Chronic Leg Pain in a Division II Field Hockey Player: A Case Report
Exertional compartment syndromes in athletes represent a diagnostic and management challenge for clinicians. The clinical presentation of exertional compartment syndrome is similar to other more common musculoskeletal disorders. A lack of special tests or unique diagnostic identifiers for use in decision making by out-patient clinicians complicates early recognition of this disorder and may delay optimal management. The purpose of this case report is to retrospectively explore the clinical presentation and the decision-making during the course of care of a field hockey athlete eventually determined to have exertional compartment syndrome. The article was published in the February 2014 issue of The International Journal of Sports Physical Therapy.
Heterozygous Knockout of the Bmi-1 Gene Causes an Early Onset of Phenotypes Associated With Brain Aging
Previous studies reported that the polycomb group gene Bmi-1 is downregulated in the aging brain. The aim of this study was to investigate whether decreased Bmi-1 expression accelerates brain aging by analyzing the brain phenotype of adult Bmi-1 heterozygous knockout mice. The article was published in the February 2014 issue of the journal Age.

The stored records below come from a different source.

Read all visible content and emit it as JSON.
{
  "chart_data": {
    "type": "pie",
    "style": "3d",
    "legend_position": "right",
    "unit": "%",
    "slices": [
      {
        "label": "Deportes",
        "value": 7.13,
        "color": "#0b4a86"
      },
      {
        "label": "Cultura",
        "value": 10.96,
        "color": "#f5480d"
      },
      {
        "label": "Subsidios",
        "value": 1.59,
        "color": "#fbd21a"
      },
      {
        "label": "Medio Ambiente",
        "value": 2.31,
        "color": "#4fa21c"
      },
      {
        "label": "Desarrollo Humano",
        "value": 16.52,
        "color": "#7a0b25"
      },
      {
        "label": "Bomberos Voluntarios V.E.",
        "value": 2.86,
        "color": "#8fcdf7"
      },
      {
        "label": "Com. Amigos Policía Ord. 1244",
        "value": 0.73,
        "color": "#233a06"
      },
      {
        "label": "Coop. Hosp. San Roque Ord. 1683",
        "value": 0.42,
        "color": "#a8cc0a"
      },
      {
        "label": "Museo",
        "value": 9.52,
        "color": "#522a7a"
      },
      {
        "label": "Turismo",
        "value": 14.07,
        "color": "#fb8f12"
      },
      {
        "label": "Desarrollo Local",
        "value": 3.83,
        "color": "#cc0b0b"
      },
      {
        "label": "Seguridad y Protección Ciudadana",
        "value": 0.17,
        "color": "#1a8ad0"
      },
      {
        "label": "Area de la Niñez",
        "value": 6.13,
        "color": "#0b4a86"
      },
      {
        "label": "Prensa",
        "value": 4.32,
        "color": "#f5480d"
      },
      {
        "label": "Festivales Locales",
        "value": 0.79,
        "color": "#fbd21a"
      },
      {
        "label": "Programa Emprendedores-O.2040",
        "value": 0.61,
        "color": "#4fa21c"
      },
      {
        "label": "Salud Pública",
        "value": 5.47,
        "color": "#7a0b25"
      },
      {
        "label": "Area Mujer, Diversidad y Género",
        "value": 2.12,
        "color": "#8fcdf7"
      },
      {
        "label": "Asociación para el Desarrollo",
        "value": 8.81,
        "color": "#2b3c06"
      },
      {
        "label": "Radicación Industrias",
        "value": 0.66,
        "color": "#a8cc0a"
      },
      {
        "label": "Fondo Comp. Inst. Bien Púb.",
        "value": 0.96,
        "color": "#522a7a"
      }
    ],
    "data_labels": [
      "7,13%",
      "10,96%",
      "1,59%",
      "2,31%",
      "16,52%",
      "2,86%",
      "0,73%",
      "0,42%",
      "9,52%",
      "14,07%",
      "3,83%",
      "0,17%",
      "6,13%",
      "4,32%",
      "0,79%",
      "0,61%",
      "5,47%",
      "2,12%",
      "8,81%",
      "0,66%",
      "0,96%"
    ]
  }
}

Cervical Cancer Screening: Exploring Appalachian Patients’ Barriers to Follow-Up Care
This article describes a community-based Patient Navigation (PN) project conducted to identify potential barriers to seeking follow-up cervical cancer care in southeastern Kentucky. Patient navigators (PNs) were placed in cervical cancer programs within county public health departments where they interviewed patients about their perceived barriers to seeking follow-up care after receiving a positive Pap test result. Participants identified various potential barriers at three levels: the individual/personal level, the health care system level and the community/environmental level. The article was published in the February 2014 issue of the journal Social Work in Health Care.

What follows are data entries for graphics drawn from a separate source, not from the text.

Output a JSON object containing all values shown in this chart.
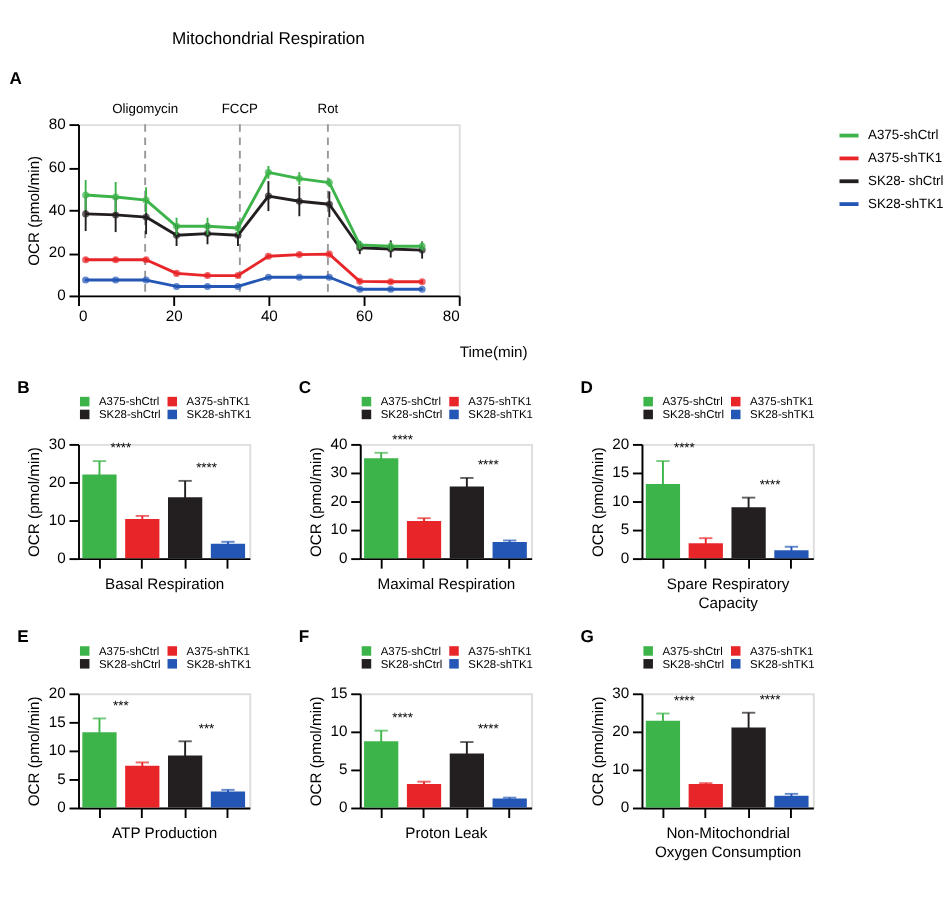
{
  "chart_data": [
    {
      "type": "line",
      "title": "Mitochondrial Respiration",
      "xlabel": "Time(min)",
      "ylabel": "OCR (pmol/min)",
      "annotations": [
        "A"
      ],
      "x": [
        1.6,
        7.9,
        14.3,
        20.7,
        27.2,
        33.6,
        40,
        46.5,
        52.8,
        59.2,
        65.7,
        72.3
      ],
      "xlim": [
        0,
        80
      ],
      "xticks": [
        0,
        20,
        40,
        60,
        80
      ],
      "ylim": [
        0,
        80
      ],
      "yticks": [
        0,
        20,
        40,
        60,
        80
      ],
      "series": [
        {
          "name": "A375-shCtrl",
          "color": "#3cb44a",
          "values": [
            46.9,
            46,
            44.5,
            32.3,
            32.3,
            31.5,
            57.5,
            54.6,
            52.7,
            23.6,
            23,
            23
          ],
          "errors": [
            7,
            7,
            6,
            4,
            4,
            3,
            3,
            3,
            2,
            2,
            2,
            2
          ]
        },
        {
          "name": "A375-shTK1",
          "color": "#e8262a",
          "values": [
            16.7,
            16.7,
            16.7,
            10.3,
            9.3,
            9.3,
            18.3,
            19.1,
            19.3,
            6.6,
            6.4,
            6.4
          ],
          "errors": [
            1,
            1,
            1,
            1,
            1,
            1,
            1,
            1,
            1,
            1,
            1,
            1
          ]
        },
        {
          "name": "SK28- shCtrl",
          "color": "#231f20",
          "values": [
            38.1,
            37.6,
            36.6,
            28.1,
            28.9,
            28.1,
            46.4,
            44,
            42.6,
            22.3,
            21.7,
            21.2
          ],
          "errors": [
            8,
            8,
            8,
            5,
            5,
            5,
            7,
            7,
            6,
            3,
            4,
            4
          ]
        },
        {
          "name": "SK28-shTK1",
          "color": "#2457b5",
          "values": [
            7.2,
            7.2,
            7.2,
            4.2,
            4.2,
            4.2,
            8.5,
            8.5,
            8.5,
            2.9,
            2.9,
            2.9
          ],
          "errors": [
            0.5,
            0.5,
            0.5,
            0.5,
            0.5,
            0.5,
            0.5,
            0.5,
            0.5,
            0.5,
            0.5,
            0.5
          ]
        }
      ],
      "ref_lines": [
        {
          "axis": "x",
          "value": 14.1,
          "label": "Oligomycin",
          "color": "#999999",
          "line_style": "dashed"
        },
        {
          "axis": "x",
          "value": 34,
          "label": "FCCP",
          "color": "#999999",
          "line_style": "dashed"
        },
        {
          "axis": "x",
          "value": 52.5,
          "label": "Rot",
          "color": "#999999",
          "line_style": "dashed"
        }
      ],
      "marker": "circle",
      "line_style": "solid",
      "grid": false,
      "legend": "right"
    },
    {
      "type": "bar",
      "xlabel": "Basal Respiration",
      "ylabel": "OCR (pmol/min)",
      "annotations": [
        "B",
        "****",
        "****"
      ],
      "categories": [
        null,
        null,
        null,
        null
      ],
      "ylim": [
        0,
        30
      ],
      "yticks": [
        0,
        10,
        20,
        30
      ],
      "tick_labels": "y",
      "grid": false,
      "legend": "top",
      "series": [
        {
          "name": "A375-shCtrl",
          "color": "#3cb44a",
          "values": [
            22,
            null,
            null,
            null
          ],
          "errors": [
            3.5,
            null,
            null,
            null
          ]
        },
        {
          "name": "A375-shTK1",
          "color": "#e8262a",
          "values": [
            null,
            10.3,
            null,
            null
          ],
          "errors": [
            null,
            0.8,
            null,
            null
          ]
        },
        {
          "name": "SK28-shCtrl",
          "color": "#231f20",
          "values": [
            null,
            null,
            16,
            null
          ],
          "errors": [
            null,
            null,
            4.3,
            null
          ]
        },
        {
          "name": "SK28-shTK1",
          "color": "#2457b5",
          "values": [
            null,
            null,
            null,
            3.8
          ],
          "errors": [
            null,
            null,
            null,
            0.5
          ]
        }
      ]
    },
    {
      "type": "bar",
      "xlabel": "Maximal Respiration",
      "ylabel": "OCR (pmol/min)",
      "annotations": [
        "C",
        "****",
        "****"
      ],
      "categories": [
        null,
        null,
        null,
        null
      ],
      "ylim": [
        0,
        40
      ],
      "yticks": [
        0,
        10,
        20,
        30,
        40
      ],
      "tick_labels": "y",
      "grid": false,
      "legend": "top",
      "series": [
        {
          "name": "A375-shCtrl",
          "color": "#3cb44a",
          "values": [
            35,
            null,
            null,
            null
          ],
          "errors": [
            1.9,
            null,
            null,
            null
          ]
        },
        {
          "name": "A375-shTK1",
          "color": "#e8262a",
          "values": [
            null,
            13,
            null,
            null
          ],
          "errors": [
            null,
            1,
            null,
            null
          ]
        },
        {
          "name": "SK28-shCtrl",
          "color": "#231f20",
          "values": [
            null,
            null,
            25.1,
            null
          ],
          "errors": [
            null,
            null,
            3,
            null
          ]
        },
        {
          "name": "SK28-shTK1",
          "color": "#2457b5",
          "values": [
            null,
            null,
            null,
            5.7
          ],
          "errors": [
            null,
            null,
            null,
            0.5
          ]
        }
      ]
    },
    {
      "type": "bar",
      "xlabel": "Spare Respiratory Capacity",
      "ylabel": "OCR (pmol/min)",
      "annotations": [
        "D",
        "****",
        "****"
      ],
      "categories": [
        null,
        null,
        null,
        null
      ],
      "ylim": [
        0,
        20
      ],
      "yticks": [
        0,
        5,
        10,
        15,
        20
      ],
      "tick_labels": "y",
      "grid": false,
      "legend": "top",
      "series": [
        {
          "name": "A375-shCtrl",
          "color": "#3cb44a",
          "values": [
            13,
            null,
            null,
            null
          ],
          "errors": [
            4,
            null,
            null,
            null
          ]
        },
        {
          "name": "A375-shTK1",
          "color": "#e8262a",
          "values": [
            null,
            2.6,
            null,
            null
          ],
          "errors": [
            null,
            0.9,
            null,
            null
          ]
        },
        {
          "name": "SK28-shCtrl",
          "color": "#231f20",
          "values": [
            null,
            null,
            8.9,
            null
          ],
          "errors": [
            null,
            null,
            1.7,
            null
          ]
        },
        {
          "name": "SK28-shTK1",
          "color": "#2457b5",
          "values": [
            null,
            null,
            null,
            1.4
          ],
          "errors": [
            null,
            null,
            null,
            0.6
          ]
        }
      ]
    },
    {
      "type": "bar",
      "xlabel": "ATP Production",
      "ylabel": "OCR (pmol/min)",
      "annotations": [
        "E",
        "***",
        "***"
      ],
      "categories": [
        null,
        null,
        null,
        null
      ],
      "ylim": [
        0,
        20
      ],
      "yticks": [
        0,
        5,
        10,
        15,
        20
      ],
      "tick_labels": "y",
      "grid": false,
      "legend": "top",
      "series": [
        {
          "name": "A375-shCtrl",
          "color": "#3cb44a",
          "values": [
            13.2,
            null,
            null,
            null
          ],
          "errors": [
            2.4,
            null,
            null,
            null
          ]
        },
        {
          "name": "A375-shTK1",
          "color": "#e8262a",
          "values": [
            null,
            7.3,
            null,
            null
          ],
          "errors": [
            null,
            0.6,
            null,
            null
          ]
        },
        {
          "name": "SK28-shCtrl",
          "color": "#231f20",
          "values": [
            null,
            null,
            9.1,
            null
          ],
          "errors": [
            null,
            null,
            2.5,
            null
          ]
        },
        {
          "name": "SK28-shTK1",
          "color": "#2457b5",
          "values": [
            null,
            null,
            null,
            2.8
          ],
          "errors": [
            null,
            null,
            null,
            0.3
          ]
        }
      ]
    },
    {
      "type": "bar",
      "xlabel": "Proton Leak",
      "ylabel": "OCR (pmol/min)",
      "annotations": [
        "F",
        "****",
        "****"
      ],
      "categories": [
        null,
        null,
        null,
        null
      ],
      "ylim": [
        0,
        15
      ],
      "yticks": [
        0,
        5,
        10,
        15
      ],
      "tick_labels": "y",
      "grid": false,
      "legend": "top",
      "series": [
        {
          "name": "A375-shCtrl",
          "color": "#3cb44a",
          "values": [
            8.7,
            null,
            null,
            null
          ],
          "errors": [
            1.4,
            null,
            null,
            null
          ]
        },
        {
          "name": "A375-shTK1",
          "color": "#e8262a",
          "values": [
            null,
            3.1,
            null,
            null
          ],
          "errors": [
            null,
            0.3,
            null,
            null
          ]
        },
        {
          "name": "SK28-shCtrl",
          "color": "#231f20",
          "values": [
            null,
            null,
            7.1,
            null
          ],
          "errors": [
            null,
            null,
            1.5,
            null
          ]
        },
        {
          "name": "SK28-shTK1",
          "color": "#2457b5",
          "values": [
            null,
            null,
            null,
            1.2
          ],
          "errors": [
            null,
            null,
            null,
            0.1
          ]
        }
      ]
    },
    {
      "type": "bar",
      "xlabel": "Non-Mitochondrial Oxygen Consumption",
      "ylabel": "OCR (pmol/min)",
      "annotations": [
        "G",
        "****",
        "****"
      ],
      "categories": [
        null,
        null,
        null,
        null
      ],
      "ylim": [
        0,
        30
      ],
      "yticks": [
        0,
        10,
        20,
        30
      ],
      "tick_labels": "y",
      "grid": false,
      "legend": "top",
      "series": [
        {
          "name": "A375-shCtrl",
          "color": "#3cb44a",
          "values": [
            22.8,
            null,
            null,
            null
          ],
          "errors": [
            1.9,
            null,
            null,
            null
          ]
        },
        {
          "name": "A375-shTK1",
          "color": "#e8262a",
          "values": [
            null,
            6.2,
            null,
            null
          ],
          "errors": [
            null,
            0.2,
            null,
            null
          ]
        },
        {
          "name": "SK28-shCtrl",
          "color": "#231f20",
          "values": [
            null,
            null,
            21,
            null
          ],
          "errors": [
            null,
            null,
            3.9,
            null
          ]
        },
        {
          "name": "SK28-shTK1",
          "color": "#2457b5",
          "values": [
            null,
            null,
            null,
            3.1
          ],
          "errors": [
            null,
            null,
            null,
            0.5
          ]
        }
      ]
    }
  ]
}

Effectiveness of an Intervention for Adherence to Follow-up Recommendations for Abnormal Pap Tests in Appalachian Kentucky
In collaboration with rural county health departments (CHDs), we developed a patient navigation intervention to increase adherence to follow-up recommendations for women with abnormal Pap tests. The article was published in the January 2014 issue of the journal Health Behavior and Policy Review.